ACT: Committed Action

Last Updated on October 23, 2023 by admin

It’s usually way easier to think about doing things and making all these big changes in our lives than it is to actually make those changes. Why? Because humans are creatures of habit! We love consistency and predictability, and sometimes, most of our harmful thoughts can contribute to that consistency!

Specifically, the way we handle them tends to be the same way we’ve handled them in the past, regardless of if it works or not. If we’ve pushed down bad feelings in the past and it’s worked for us, we’ll continue to do so. That’s just the way humans are. It’s easier for things to stay the same than to put in the effort into changing the way we respond to things, and so even though we may have all these thoughts and ideas of how to make positive change in our lives, it’s really difficult to actually commit to doing them.

Regardless, committed action is a crucial part of acceptance and commitment therapy. It essentially means living by our values and acting in such a way that we move closer and closer towards our goals. It includes both physical and psychological actions and doing what it takes to live the way we want to live.
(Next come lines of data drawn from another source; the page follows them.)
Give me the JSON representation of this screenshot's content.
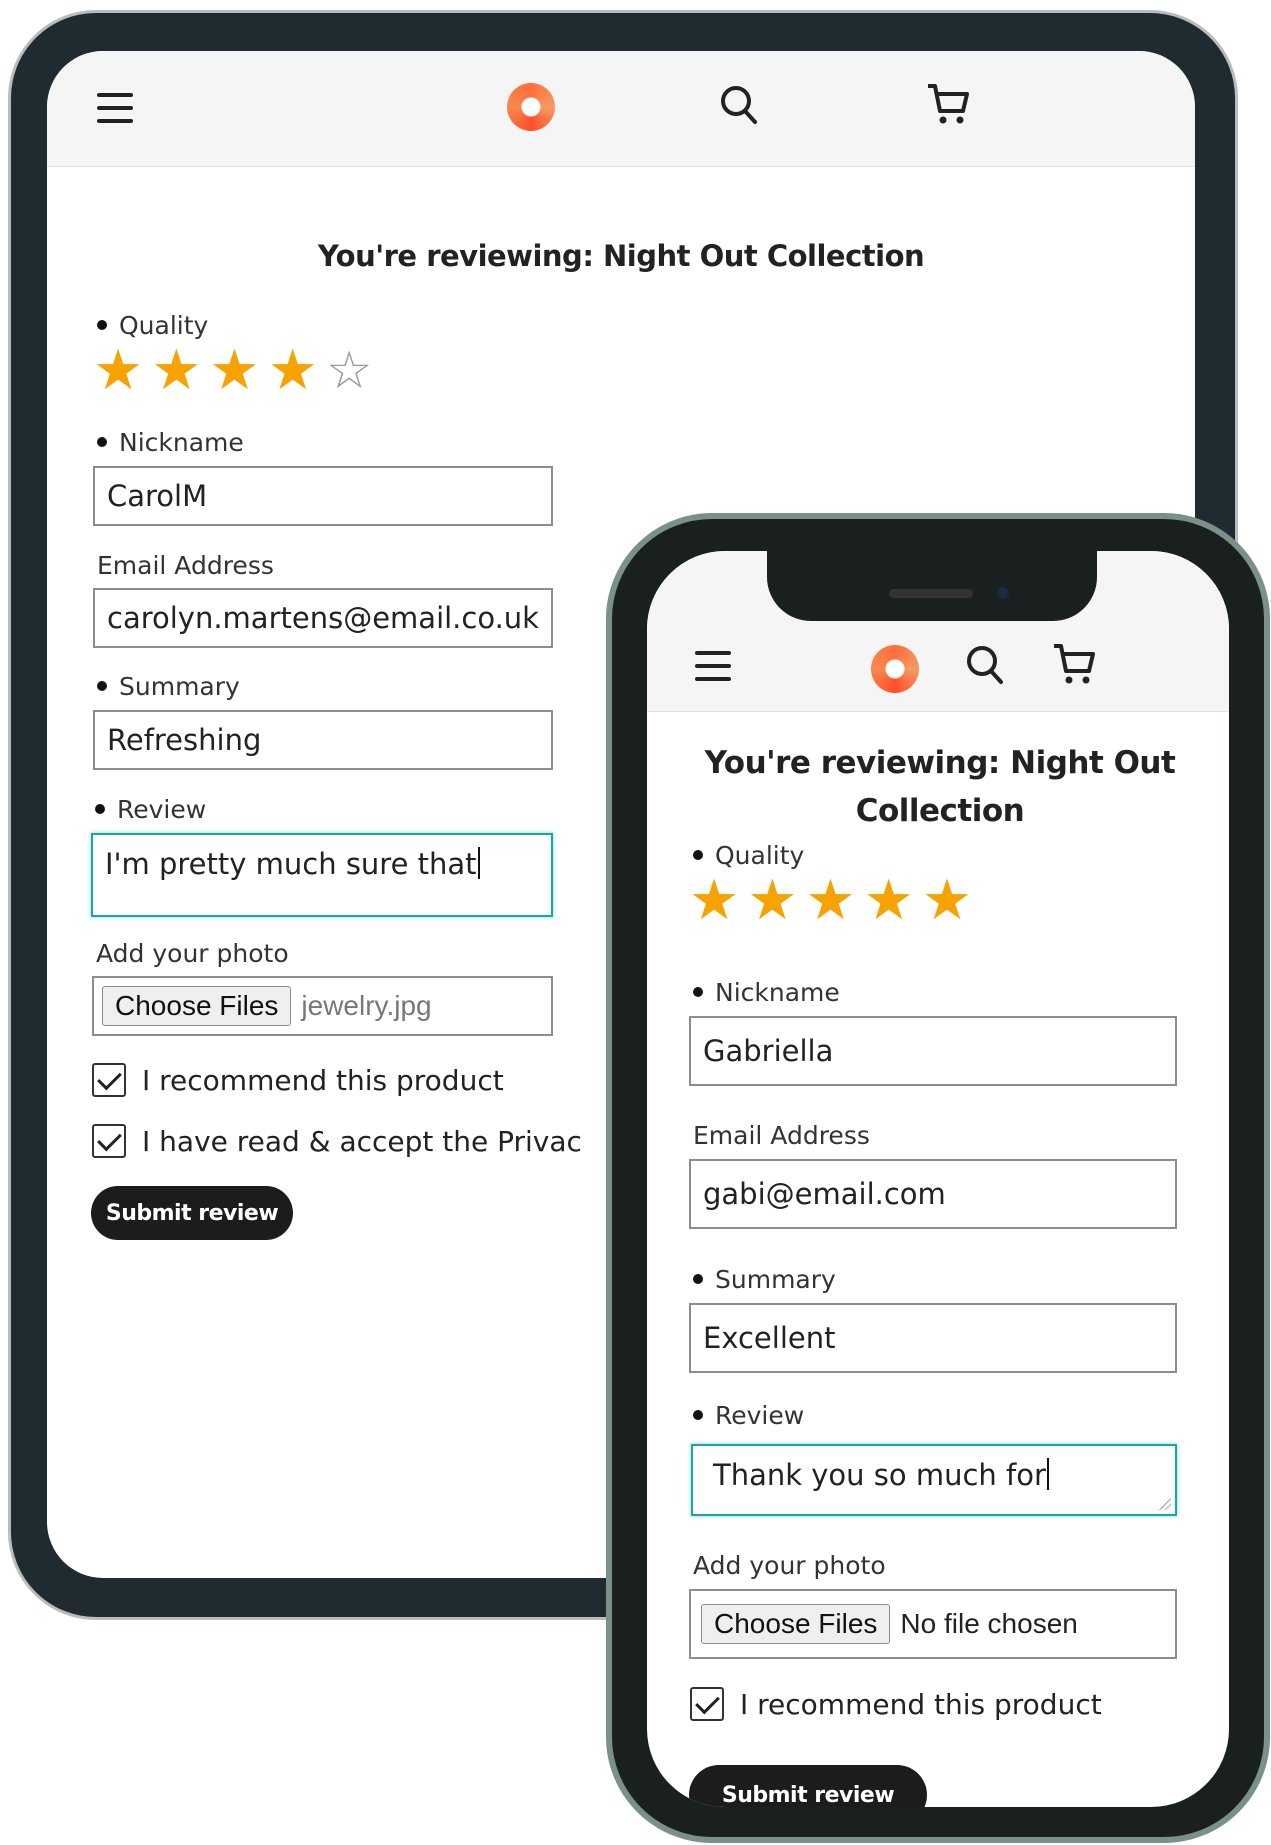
{
  "tablet": {
    "title": "You're reviewing: Night Out Collection",
    "quality_label": "Quality",
    "rating": 4,
    "nickname_label": "Nickname",
    "nickname_value": "CarolM",
    "email_label": "Email Address",
    "email_value": "carolyn.martens@email.co.uk",
    "summary_label": "Summary",
    "summary_value": "Refreshing",
    "review_label": "Review",
    "review_value": "I'm pretty much sure that",
    "photo_label": "Add your photo",
    "choose_files": "Choose Files",
    "file_name": "jewelry.jpg",
    "recommend": "I recommend this product",
    "privacy": "I have read & accept the Privac",
    "submit": "Submit review"
  },
  "phone": {
    "title": "You're reviewing: Night Out Collection",
    "quality_label": "Quality",
    "rating": 5,
    "nickname_label": "Nickname",
    "nickname_value": "Gabriella",
    "email_label": "Email Address",
    "email_value": "gabi@email.com",
    "summary_label": "Summary",
    "summary_value": "Excellent",
    "review_label": "Review",
    "review_value": "Thank you so much for",
    "photo_label": "Add your photo",
    "choose_files": "Choose Files",
    "file_name": "No file chosen",
    "recommend": "I recommend this product",
    "submit": "Submit review"
  },
  "icons": {
    "menu": "hamburger-icon",
    "logo": "brand-logo",
    "search": "search-icon",
    "cart": "cart-icon",
    "star": "star-icon"
  },
  "colors": {
    "star": "#f6a200",
    "focus_border": "#18a7a3",
    "button": "#1c1c1c",
    "logo": "#ff6f3c"
  }
}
It involves pushing through, even if what we’re doing brings up uncomfortable and foreign thoughts and feelings.

It doesn’t always have to be major life changes! The best part about ACT is that it’s flexible and totally customizable, so living out one’s values can look completely different from one person to the next. Committed action can be something as simple as learning a new skill that enriches your life.
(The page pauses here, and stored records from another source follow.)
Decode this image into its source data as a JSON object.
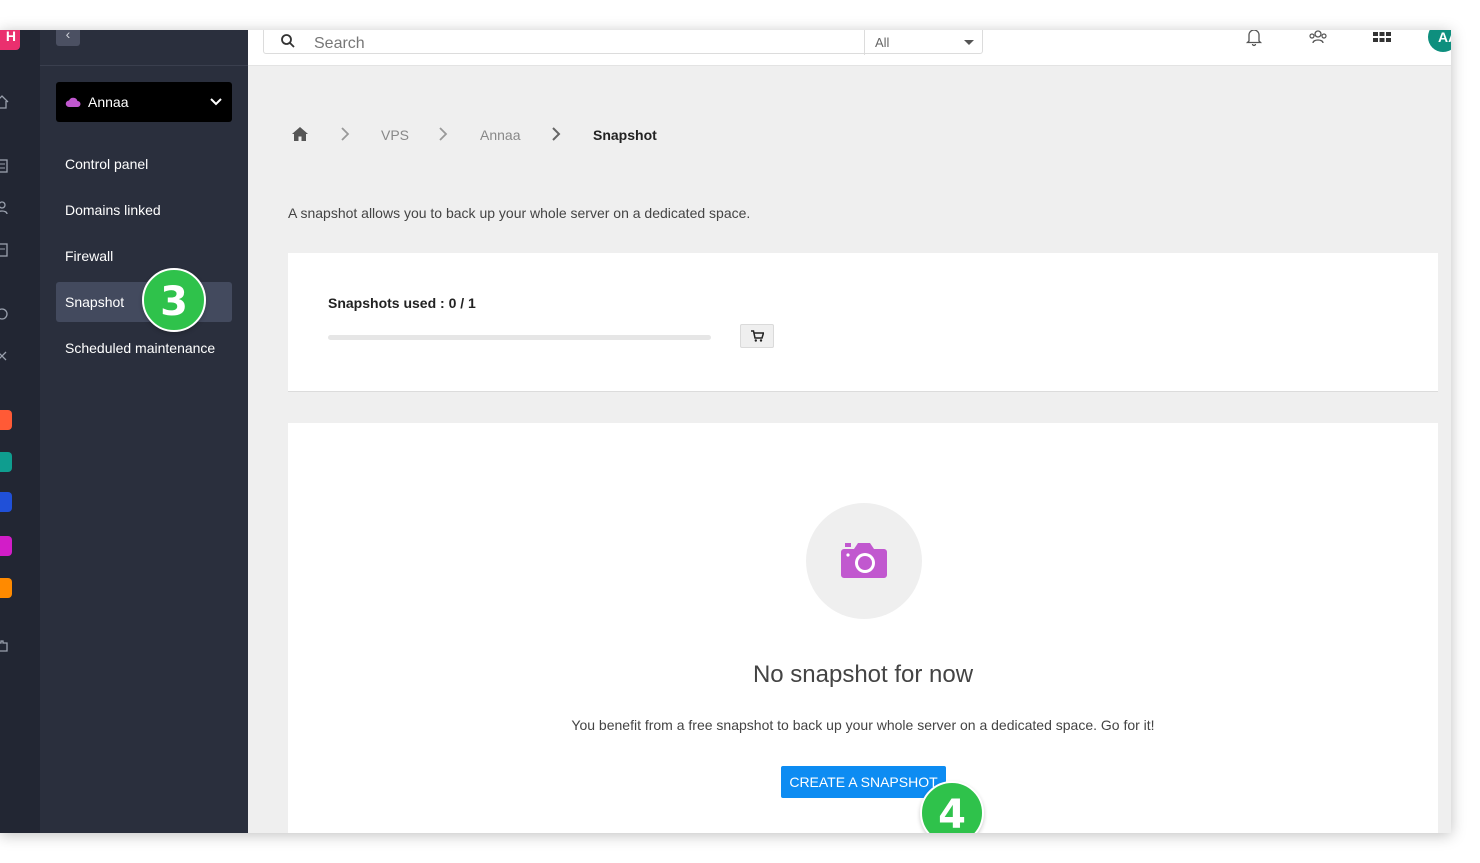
{
  "rail": {
    "brand_label": "H",
    "app_colors": [
      "#ff5a36",
      "#0f9d8f",
      "#2050d8",
      "#d21dc8",
      "#ff8a00"
    ]
  },
  "sidebar": {
    "product_name": "Annaa",
    "product_icon": "cloud-icon",
    "items": [
      {
        "label": "Control panel",
        "active": false
      },
      {
        "label": "Domains linked",
        "active": false
      },
      {
        "label": "Firewall",
        "active": false
      },
      {
        "label": "Snapshot",
        "active": true
      },
      {
        "label": "Scheduled maintenance",
        "active": false
      }
    ]
  },
  "header": {
    "search_placeholder": "Search",
    "search_scope": "All",
    "avatar_initials": "AA"
  },
  "breadcrumb": {
    "home_icon": "home-icon",
    "items": [
      "VPS",
      "Annaa",
      "Snapshot"
    ]
  },
  "main": {
    "intro": "A snapshot allows you to back up your whole server on a dedicated space.",
    "usage_label": "Snapshots used : 0 / 1",
    "usage_fraction": 0.0,
    "empty_title": "No snapshot for now",
    "empty_description": "You benefit from a free snapshot to back up your whole server on a dedicated space. Go for it!",
    "create_button": "CREATE A SNAPSHOT"
  },
  "steps": {
    "step_sidebar": "3",
    "step_button": "4"
  },
  "colors": {
    "accent_blue": "#0d8cf2",
    "camera_purple": "#c158cf",
    "step_green": "#2fc24b",
    "sidebar_bg": "#2a2f3d"
  }
}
Learning how to be more assertive at work is equally as valid as a father taking more time off work to be with his kids, because they are both actions that will lead two different people closer to their goals. That’s the bottom line.
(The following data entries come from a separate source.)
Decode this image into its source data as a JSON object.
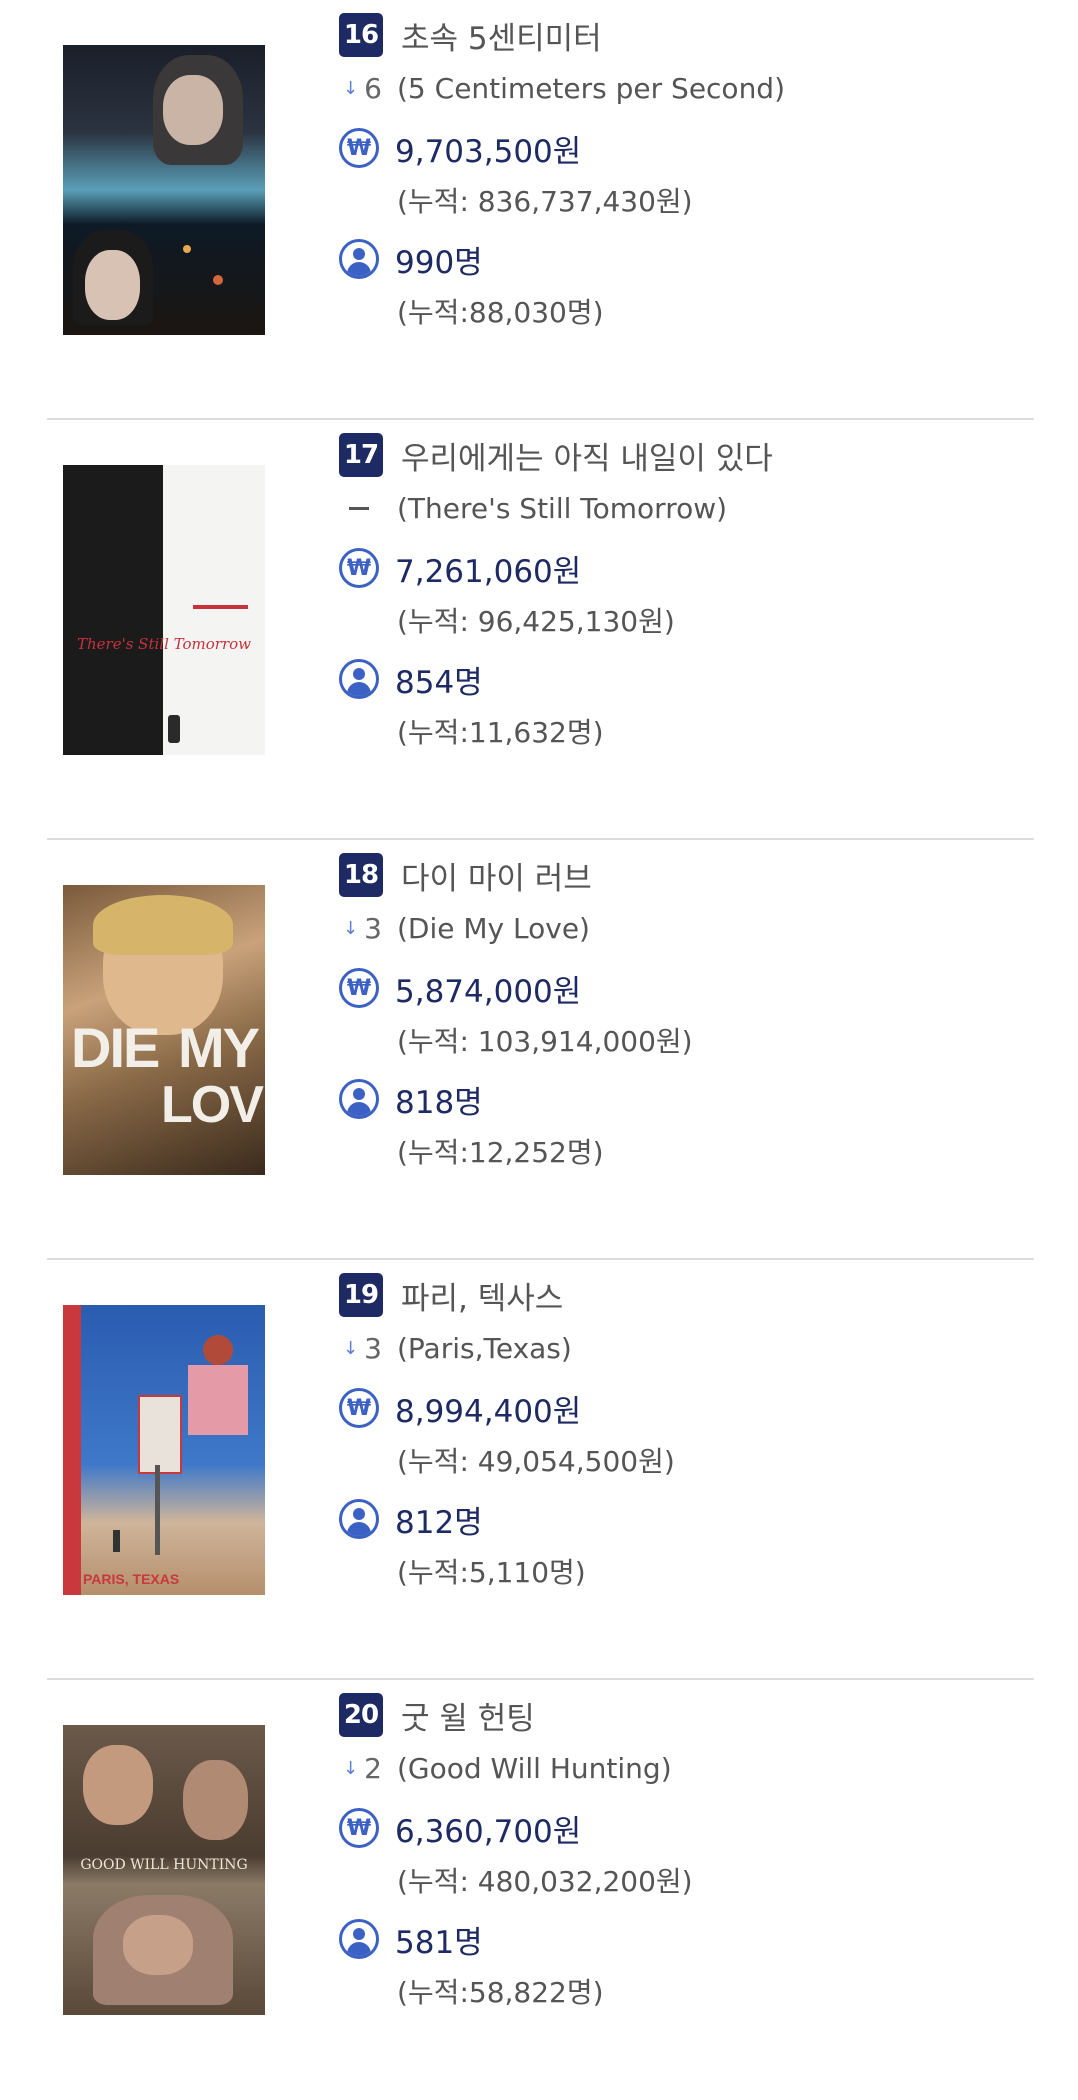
{
  "items": [
    {
      "rank": "16",
      "title_ko": "초속 5센티미터",
      "change_value": "6",
      "title_en": "(5 Centimeters per Second)",
      "revenue": "9,703,500원",
      "revenue_cum": "(누적: 836,737,430원)",
      "audience": "990명",
      "audience_cum": "(누적:88,030명)"
    },
    {
      "rank": "17",
      "title_ko": "우리에게는 아직 내일이 있다",
      "change_value": "",
      "title_en": "(There's Still Tomorrow)",
      "revenue": "7,261,060원",
      "revenue_cum": "(누적: 96,425,130원)",
      "audience": "854명",
      "audience_cum": "(누적:11,632명)",
      "poster_text": "There's Still Tomorrow"
    },
    {
      "rank": "18",
      "title_ko": "다이 마이 러브",
      "change_value": "3",
      "title_en": "(Die My Love)",
      "revenue": "5,874,000원",
      "revenue_cum": "(누적: 103,914,000원)",
      "audience": "818명",
      "audience_cum": "(누적:12,252명)",
      "poster_text_1": "DIE",
      "poster_text_2": "MY",
      "poster_text_3": "LOVE"
    },
    {
      "rank": "19",
      "title_ko": "파리, 텍사스",
      "change_value": "3",
      "title_en": "(Paris,Texas)",
      "revenue": "8,994,400원",
      "revenue_cum": "(누적: 49,054,500원)",
      "audience": "812명",
      "audience_cum": "(누적:5,110명)",
      "poster_text": "PARIS, TEXAS"
    },
    {
      "rank": "20",
      "title_ko": "굿 윌 헌팅",
      "change_value": "2",
      "title_en": "(Good Will Hunting)",
      "revenue": "6,360,700원",
      "revenue_cum": "(누적: 480,032,200원)",
      "audience": "581명",
      "audience_cum": "(누적:58,822명)",
      "poster_text": "GOOD WILL HUNTING"
    }
  ],
  "icons": {
    "revenue": "won-icon",
    "revenue_glyph": "₩",
    "audience": "person-icon",
    "change_down": "arrow-down-icon",
    "change_none": "dash-icon"
  },
  "colors": {
    "badge": "#1d2a63",
    "icon": "#3c61c4",
    "value_text": "#1d2a63",
    "divider": "#dcdcdc"
  }
}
In order to get to this point, we need to live our lives with openness and curiosity, because it’s only with this attitude that we’ll be motivated enough to take action to make some real change. We have to be curious about how our lives will change for the better when we eventually do take action, and we have to be open to experiencing all the new thoughts and feelings that will come about as a result, even if they’re negative. We must accept them without assigning a value judgment, and you might be surprised by how your perspective on life will shift because of it.

Something like this is a lifelong journey. Because humans are flexible and our circumstances around us are constantly changing, our values will likely follow suit and ebb and flow throughout our lives, meaning the action that we take will differ from time to time too. In these cases, we never want to self-criticize the way we’re handling the situation, we can just take a step back and determine whether what we’re doing is towards or away from the life we want to live. Is it helping you be the sort of the person you want to be and act towards building the life you want? If yes, great! If not, there’s absolutely nothing wrong with troubleshooting and adjusting the behaviour as needed.

It’s easy to become discouraged on the journey to personal improvement. When we don’t see the tangible impacts of what we’re doing, it’s so easy to give up. That “stuck” feeling is not pleasant, and if we feel like what we’re doing isn’t working, our instinct is either to give up or try again. I encourage you to try again. Focus on what’s working. How did you make that happen? What difficult thoughts and feelings do you need to make room for? What does this tell you about what works in your life? These are the kinds of questions that should be asked throughout your commitment to take action.

As the finale to our series on Acceptance and Commitment Therapy, I hope that you’ll commit to making small changes in your life. Many small and seemingly insignificant shifts in attitude and in your behaviour will contribute to large-scale changes that can only be seen in hindsight. The goal of ACT is to get to that point!